"A dor é definida como sendo uma experiência sensorial e emocional desagradável, associada a uma lesão tecidual ou potencial ou descrita em termos de tal dano" ( Department of Health and Human Services) Fala-se muito sobre dor aguda, dor crônica, mas você saberia falar sobre as diferenças delas? 


   A dor aguda é aquela dor que logo cessa, indo de dias a 3 meses, e ela é caracterizada por desaparecer após a cicatrização, no caso de lesões.  Ela possui um surgimento rápido e com o intuito de alertar o indivíduo para o perigo de uma lesão, podendo ser considerada benéfica já que promove a alerta de que algo de errado está acontecendo, com isso, pode ser considerada como uma resposta fisiológica normal às alterações do corpo. As fibras que levam as informações da dor ao cérebro são mielinizadas, com isso chegam com mais rapidez, promovendo uma resposta rápida. Um exemplo disso é quando pisamos no prego e logo tiramos o pé de cima do prego, a resposta a dor é quase imediata, devido as fibras serem mielinizadas.

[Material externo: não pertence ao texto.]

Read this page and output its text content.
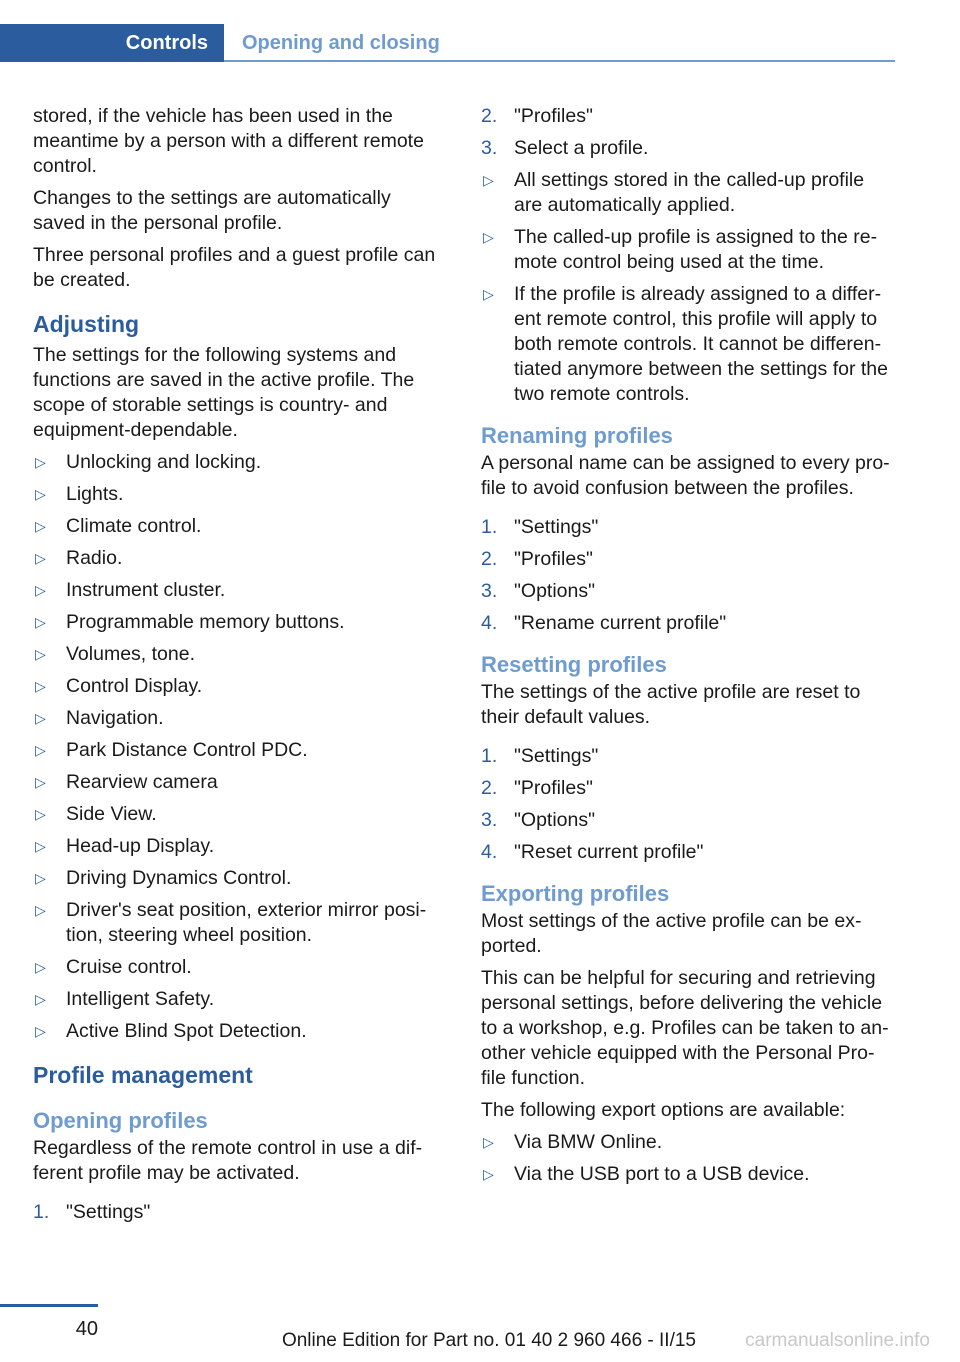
Controls	Opening and closing

stored, if the vehicle has been used in the meantime by a person with a different remote control.

Changes to the settings are automatically saved in the personal profile.

Three personal profiles and a guest profile can be created.

Adjusting

The settings for the following systems and functions are saved in the active profile. The scope of storable settings is country- and equipment-dependable.

▷ Unlocking and locking.
▷ Lights.
▷ Climate control.
▷ Radio.
▷ Instrument cluster.
▷ Programmable memory buttons.
▷ Volumes, tone.
▷ Control Display.
▷ Navigation.
▷ Park Distance Control PDC.
▷ Rearview camera
▷ Side View.
▷ Head-up Display.
▷ Driving Dynamics Control.
▷ Driver's seat position, exterior mirror posi‐tion, steering wheel position.
▷ Cruise control.
▷ Intelligent Safety.
▷ Active Blind Spot Detection.
Profile management
Opening profiles

Regardless of the remote control in use a dif‐ferent profile may be activated.

1. "Settings"
2. "Profiles"
3. Select a profile.
▷ All settings stored in the called-up profile are automatically applied.
▷ The called-up profile is assigned to the re‐mote control being used at the time.
▷ If the profile is already assigned to a differ‐ent remote control, this profile will apply to both remote controls. It cannot be differen‐tiated anymore between the settings for the two remote controls.
Renaming profiles

A personal name can be assigned to every pro‐file to avoid confusion between the profiles.

1. "Settings"
2. "Profiles"
3. "Options"
4. "Rename current profile"
Resetting profiles

The settings of the active profile are reset to their default values.

1. "Settings"
2. "Profiles"
3. "Options"
4. "Reset current profile"
Exporting profiles

Most settings of the active profile can be ex‐ported.

This can be helpful for securing and retrieving personal settings, before delivering the vehicle to a workshop, e.g. Profiles can be taken to an‐other vehicle equipped with the Personal Pro‐file function.

The following export options are available:

▷ Via BMW Online.
▷ Via the USB port to a USB device.
40
Online Edition for Part no. 01 40 2 960 466 - II/15	carmanualsonline.info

   A dor crônica já é aquela dor que dura mais de 3 meses ou anos e que não cessa com a cicatrização -  podendo ter períodos mais acentuados, de crises - com isso acaba perdendo a função de proteção que existia na dor aguda. Pode ser que nenhum exame identifique a causa dessa dor, mas isso não significa que ela não existe. Por isso que a avaliação da dor crônica é mais difícil por envolve fatores psicológicos, afetivos, cognitivos.

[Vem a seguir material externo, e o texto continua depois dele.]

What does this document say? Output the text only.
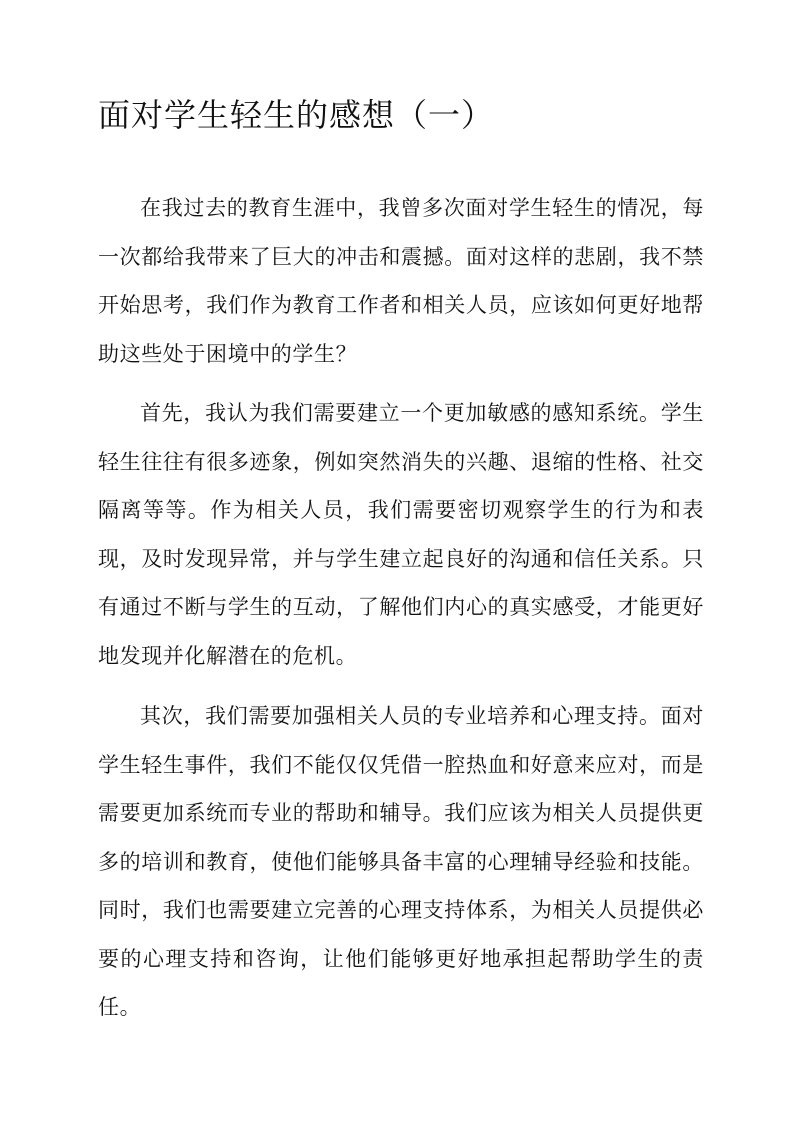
面对学生轻生的感想（一）

在我过去的教育生涯中，我曾多次面对学生轻生的情况，每一次都给我带来了巨大的冲击和震撼。面对这样的悲剧，我不禁开始思考，我们作为教育工作者和相关人员，应该如何更好地帮助这些处于困境中的学生？

首先，我认为我们需要建立一个更加敏感的感知系统。学生轻生往往有很多迹象，例如突然消失的兴趣、退缩的性格、社交隔离等等。作为相关人员，我们需要密切观察学生的行为和表现，及时发现异常，并与学生建立起良好的沟通和信任关系。只有通过不断与学生的互动，了解他们内心的真实感受，才能更好地发现并化解潜在的危机。

其次，我们需要加强相关人员的专业培养和心理支持。面对学生轻生事件，我们不能仅仅凭借一腔热血和好意来应对，而是需要更加系统而专业的帮助和辅导。我们应该为相关人员提供更多的培训和教育，使他们能够具备丰富的心理辅导经验和技能。同时，我们也需要建立完善的心理支持体系，为相关人员提供必要的心理支持和咨询，让他们能够更好地承担起帮助学生的责任。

  Sua presença constante pode acabar levando a alterações no dia-a-dia do indivíduo, alterações no sono, humor, diminuindo as atividades de lazer, levando a uma série de prejuízos que podem acabar virando um ciclo sem não tiver os cuidados, se não fizer exercícios, atividades físicas, entre outros. 

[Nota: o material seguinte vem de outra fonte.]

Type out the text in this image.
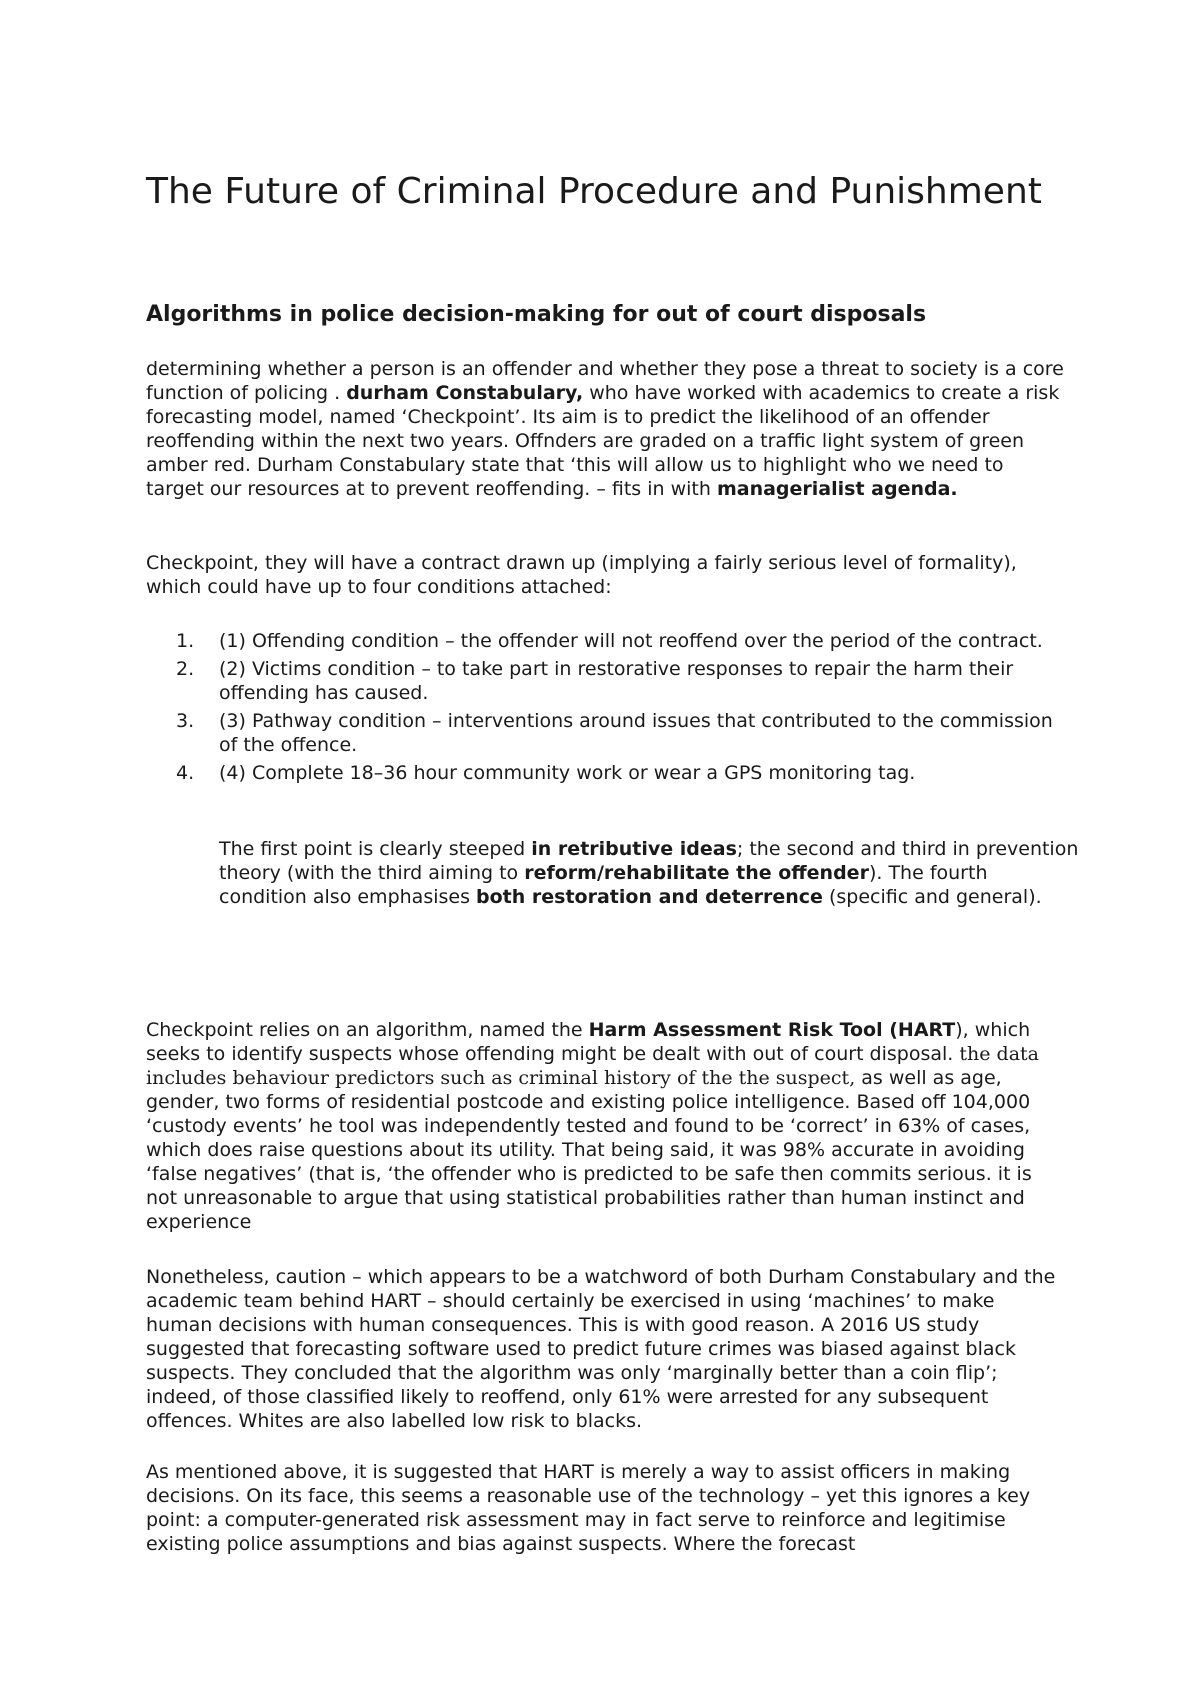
The Future of Criminal Procedure and Punishment
Algorithms in police decision-making for out of court disposals

determining whether a person is an offender and whether they pose a threat to society is a core function of policing . durham Constabulary, who have worked with academics to create a risk forecasting model, named ‘Checkpoint’. Its aim is to predict the likelihood of an offender reoffending within the next two years. Offnders are graded on a traffic light system of green amber red. Durham Constabulary state that ‘this will allow us to highlight who we need to target our resources at to prevent reoffending. – fits in with managerialist agenda.

Checkpoint, they will have a contract drawn up (implying a fairly serious level of formality), which could have up to four conditions attached:

1. (1) Offending condition – the offender will not reoffend over the period of the contract.
2. (2) Victims condition – to take part in restorative responses to repair the harm their offending has caused.
3. (3) Pathway condition – interventions around issues that contributed to the commission of the offence.
4. (4) Complete 18–36 hour community work or wear a GPS monitoring tag.

The first point is clearly steeped in retributive ideas; the second and third in prevention theory (with the third aiming to reform/rehabilitate the offender). The fourth condition also emphasises both restoration and deterrence (specific and general).

Checkpoint relies on an algorithm, named the Harm Assessment Risk Tool (HART), which seeks to identify suspects whose offending might be dealt with out of court disposal. the data includes behaviour predictors such as criminal history of the the suspect, as well as age, gender, two forms of residential postcode and existing police intelligence. Based off 104,000 ‘custody events’ he tool was independently tested and found to be ‘correct’ in 63% of cases, which does raise questions about its utility. That being said, it was 98% accurate in avoiding ‘false negatives’ (that is, ‘the offender who is predicted to be safe then commits serious. it is not unreasonable to argue that using statistical probabilities rather than human instinct and experience

Nonetheless, caution – which appears to be a watchword of both Durham Constabulary and the academic team behind HART – should certainly be exercised in using ‘machines’ to make human decisions with human consequences. This is with good reason. A 2016 US study suggested that forecasting software used to predict future crimes was biased against black suspects. They concluded that the algorithm was only ‘marginally better than a coin flip’; indeed, of those classified likely to reoffend, only 61% were arrested for any subsequent offences. Whites are also labelled low risk to blacks.

As mentioned above, it is suggested that HART is merely a way to assist officers in making decisions. On its face, this seems a reasonable use of the technology – yet this ignores a key point: a computer-generated risk assessment may in fact serve to reinforce and legitimise existing police assumptions and bias against suspects. Where the forecast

                                                                                                                  


   Na dor crônica o nervo leva a informação por fibras não mielinizadas a várias áreas do cérebro de uma forma mais lenta, com um constante sinal de dor, podendo criar uma memória da dor. Esses constantes estímulos levam a uma sensibilização da membrana, gerando consequências como Alodina, que é a sensação dolorosa por estímulos que normalmente não causariam dor e a hiperalgesia, onde a pessoa acaba sentindo uma dor forte, quando deveria sentir uma dor leve, como por exemplo dor ao toque de forma leve.

   Algumas ações, como a utilização de gelo e calor, alongamento, fortalecimento, exercícios de flexibilidade ou relaxamento podem amenizar a até mesmo eliminar o quadro álgico. Também é essencial, caminhada diária que promove a liberação de hormônios que levam a uma sensação de bem estar e diminui as rigidez das articulações. 

   Então, para quem tem alguma dor crônica, saiba que essa dor pode sim ser amenizada e as consequências advindas com ela, diminuídas.